Scientists may soon be able to turn to one of the most powerful forces in biology—evolution—to help in their quest to develop new synthetic polymers.
As described in Nature Chemistry, a team of researchers led by David Liu, a professor of chemistry and chemical biology at Harvard University, has developed a new method to create synthetic polymers using the coding of genetic material. The method may eventually be used to evolve synthetic polymers with new or improved properties such as the ability to serve as catalysts in chemical reactions or enhanced therapeutic potential.
“The word polymer, unfortunately, is pretty vague, but in biology, large molecules like DNA, RNA, and proteins are the most common polymers,” Liu says. “These polymers can have remarkable properties. Our ability to create man-made polymers with tailor-made properties, by comparison, is much more limited, in part because we don’t have a way to evolve synthetic polymers—that’s really the problem we set out to address.”
Other researchers have managed to create synthetic polymers using genetic coding, but their efforts were hampered by the fact that the new molecules necessarily resembled the genetic template used to create them.
To solve that problem, Liu and colleagues turned to a process similar to one found in nature.
Rather than allow the building blocks of a new polymer to interact directly with the DNA template, the system relies on an “adapter” molecule. The adapters, each of which carries a part of the polymer, bind to the template, forming the new polymer. In the final step of the process, Liu says, the adapters are cut away, leaving a synthetic polymer created according to the genetic template.
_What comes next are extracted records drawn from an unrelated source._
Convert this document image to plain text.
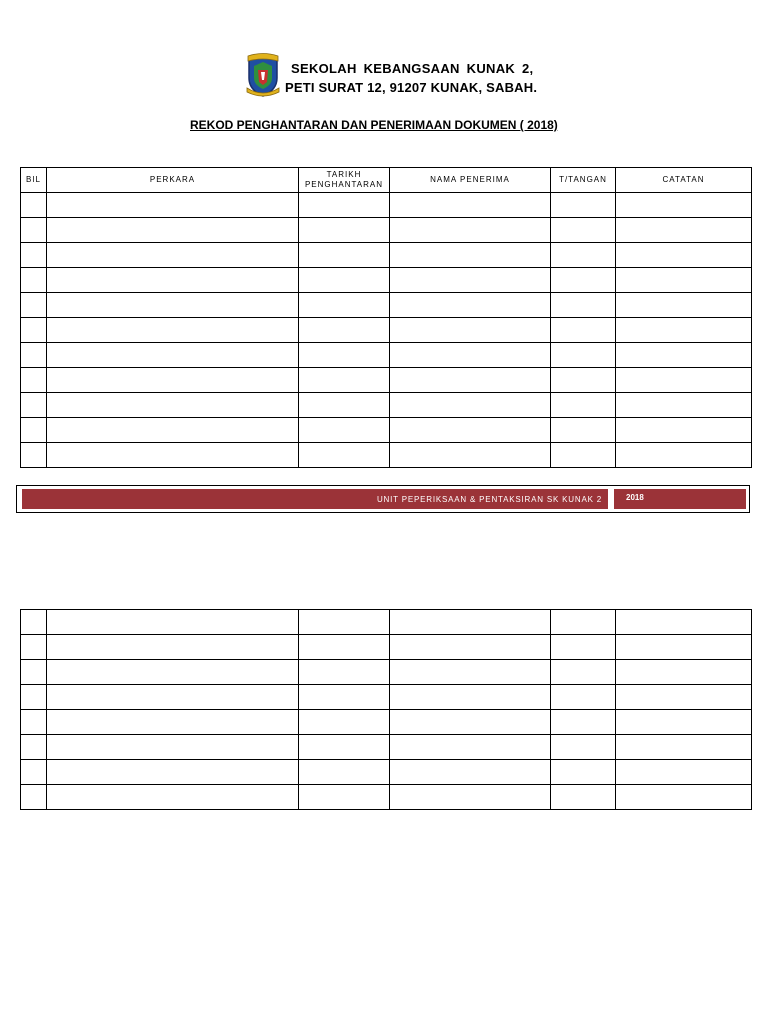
SEKOLAH KEBANGSAAN KUNAK 2,
PETI SURAT 12, 91207 KUNAK, SABAH.
REKOD PENGHANTARAN DAN PENERIMAAN DOKUMEN ( 2018)
BIL	PERKARA	TARIKH
PENGHANTARAN	NAMA PENERIMA	T/TANGAN	CATATAN

UNIT PEPERIKSAAN & PENTAKSIRAN SK KUNAK 2	2018
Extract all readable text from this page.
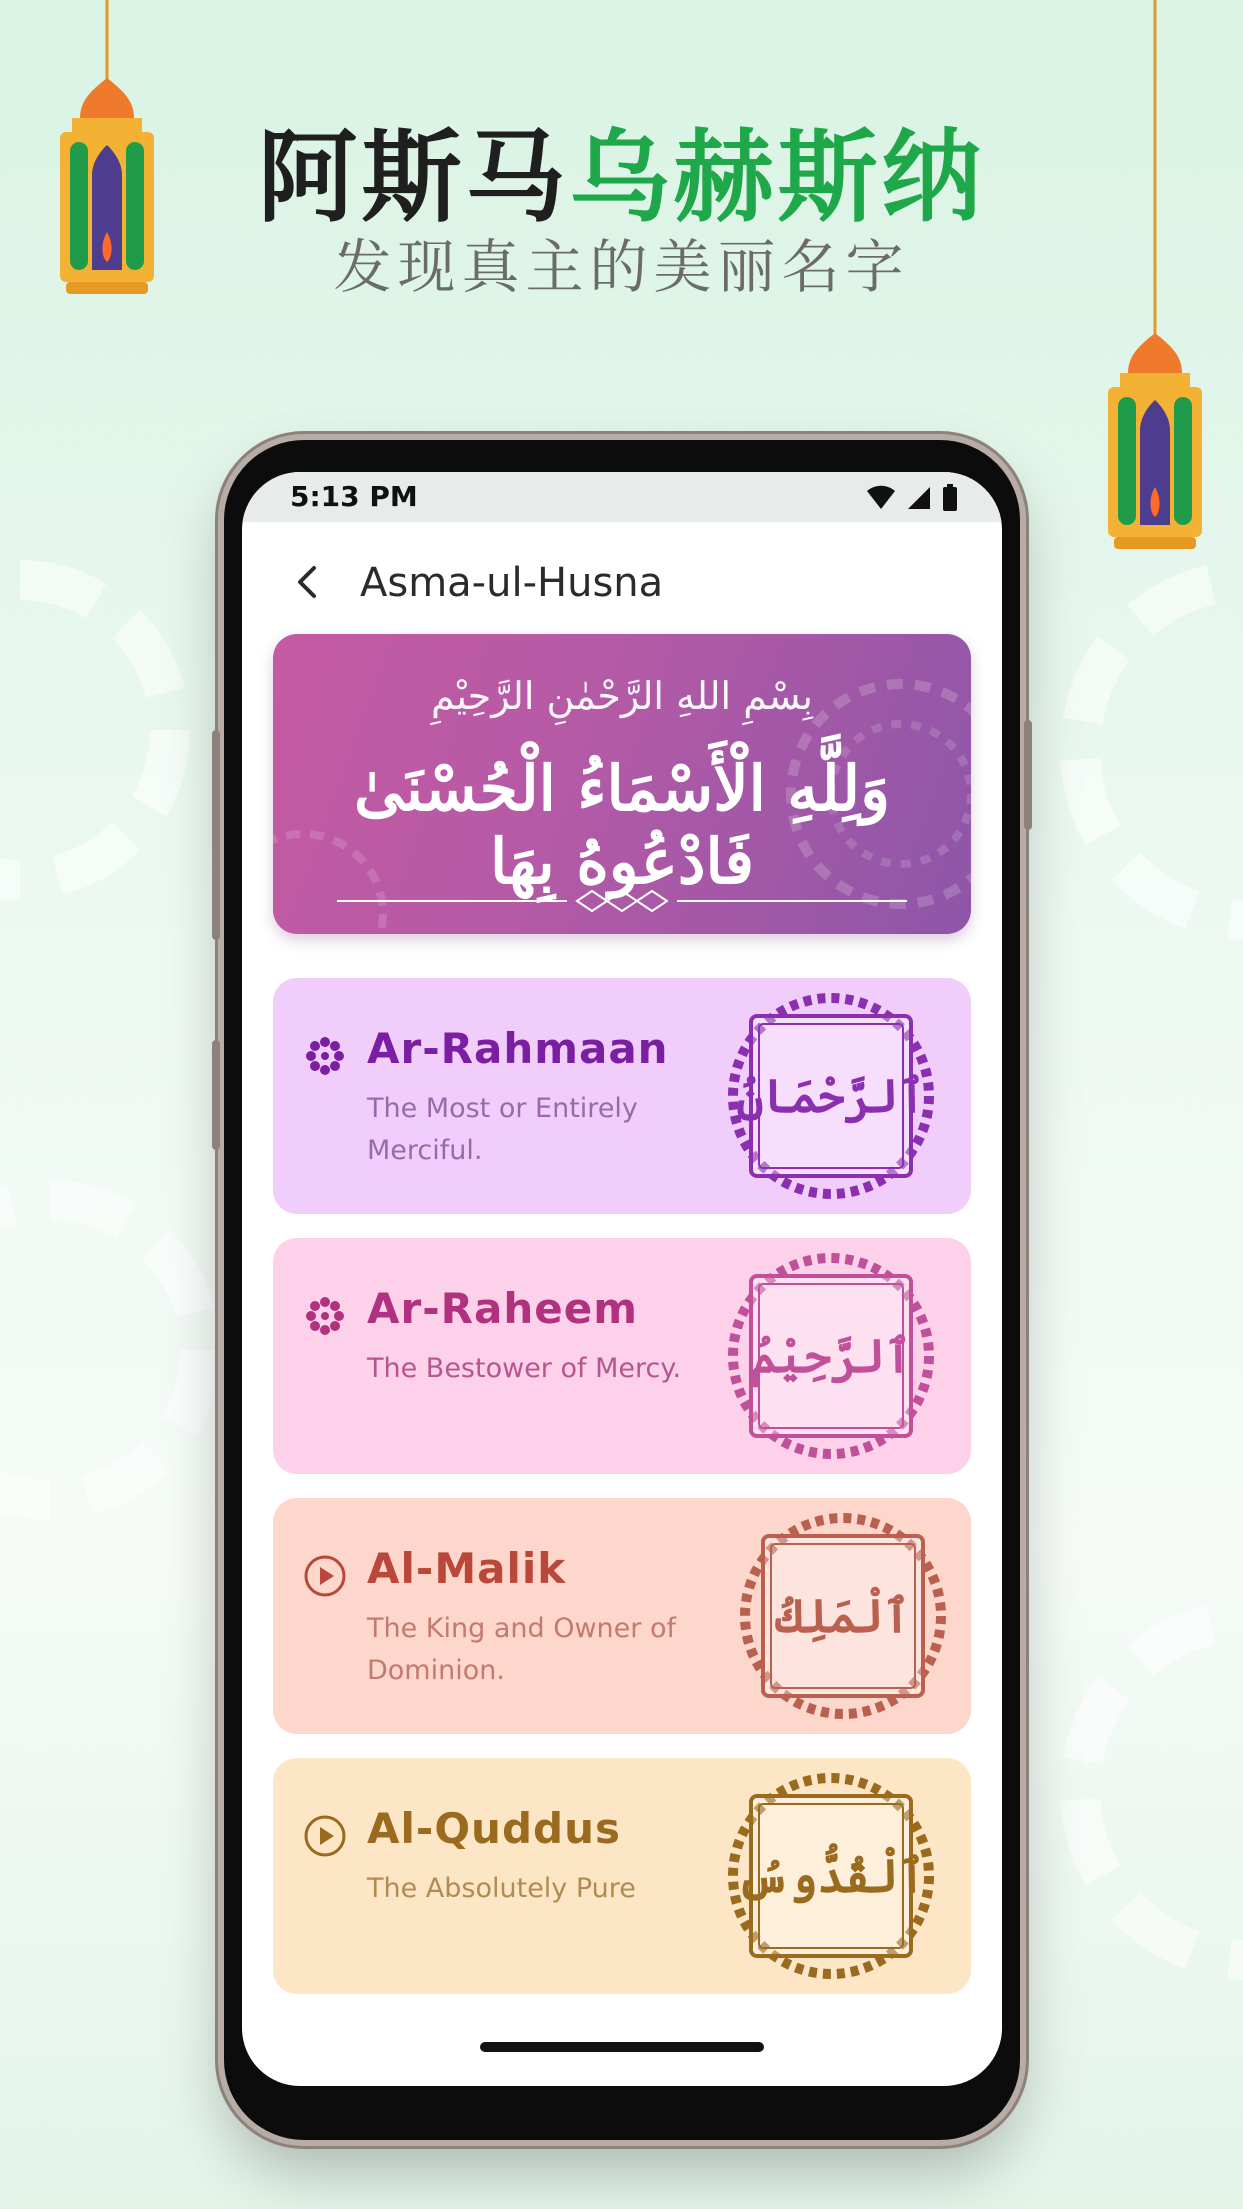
阿斯马乌赫斯纳
发现真主的美丽名字
5:13 PM
Asma-ul-Husna
بِسْمِ اللهِ الرَّحْمٰنِ الرَّحِيْمِ
وَلِلَّهِ الْأَسْمَاءُ الْحُسْنَىٰ فَادْعُوهُ بِهَا
Ar-Rahmaan
The Most or Entirely Merciful.
ٱلرَّحْمَانُ
Ar-Raheem
The Bestower of Mercy.	ٱلرَّحِيْمُ
Al-Malik
The King and Owner of Dominion.
ٱلْمَلِكُ
Al-Quddus
The Absolutely Pure	ٱلْقُدُّوسُ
“One of the interesting features of this system is that the synthetic polymers that come out of the system don’t need to have any structural relationship to the DNA template,” Liu says. “The part of the system that binds with the DNA bases is the adapter molecule, so it’s physically removed from the template. The overall strategy is heavily plagiarized from protein synthesis in nature, in which tRNA molecules bind to a messenger RNA strand, and the amino acids they carry get stitched together into a protein.”
In theory, once created in a manner dictated by a genetic template, new synthetic polymers can be “evolved” to have unique properties that would be all but impossible to design in the laboratory from first principles.
As an example, Liu says, suppose you want to create a synthetic molecule that turns on the expression of a specific gene in the presence of a protein associated with cancer, or when glucose levels are too high. You might begin by reviewing current research for clues about how to build such a molecule, and you could use your knowledge of chemistry to begin to determine what that molecule might look like. But for such complex molecular goals, those efforts would allow for little more than well-educated guesses.
The power of evolution, Liu says, makes realizing such ambitious goals much more feasible.
“That kind of task—the ability to bind very specifically to a certain molecule and create a biological response, for example—might not sound very difficult, but that’s exactly the type of activity that’s very difficult for polymer scientists to design from scratch, but not that difficult for nature to evolve,” he says. “Evolution is a more powerful approach to accessing molecules with sophisticated functions than simply guessing how a molecule with those properties should be put together.
“Nature can go through millions of generations of trying things semi-randomly, but at each generation the most successful of those strategies pass on their molecular secrets to the next generation,” he continues. “Because evolution is iterative, small progress in any generation can be inherited and can be developed into major success later on.”
Liu says his next goal is to use the system to evolve synthetic polymers that can do increasingly complex things, starting with folding into structured 3D shapes, then moving on to binding specific molecules of biomedical or chemical interest, and finally catalyzing chemical reactions.
“No synthetic polymer has yet been truly evolved, and we are hopeful that this system is a first step toward reaching that goal,” he says.
While the research opens to the door to possibly cutting the manufacturing cost of a host of drugs and compounds, it also has the potential to help scientists answer long-standing questions about the nature of life, Liu says.
“Many scientists wonder why the workhorse polymers nature translates from genes are proteins, or why the 20 building blocks of proteins have the particular structures that they have. Those questions are very difficult to answer now,” he says. “But if we could evolve a synthetic polymer to perform the same task as a biological one, we could perform a host of studies that could illuminate these issues. Is the resulting polymer more active? Is it more selective? Is it more resistant to environmental conditions, or to degradation by biological enzymes? How does the structure of the building blocks of a polymer—biological or man-made—determine its evolutionary potential? We hope this study brings researchers one step closer to being able to answer these questions.”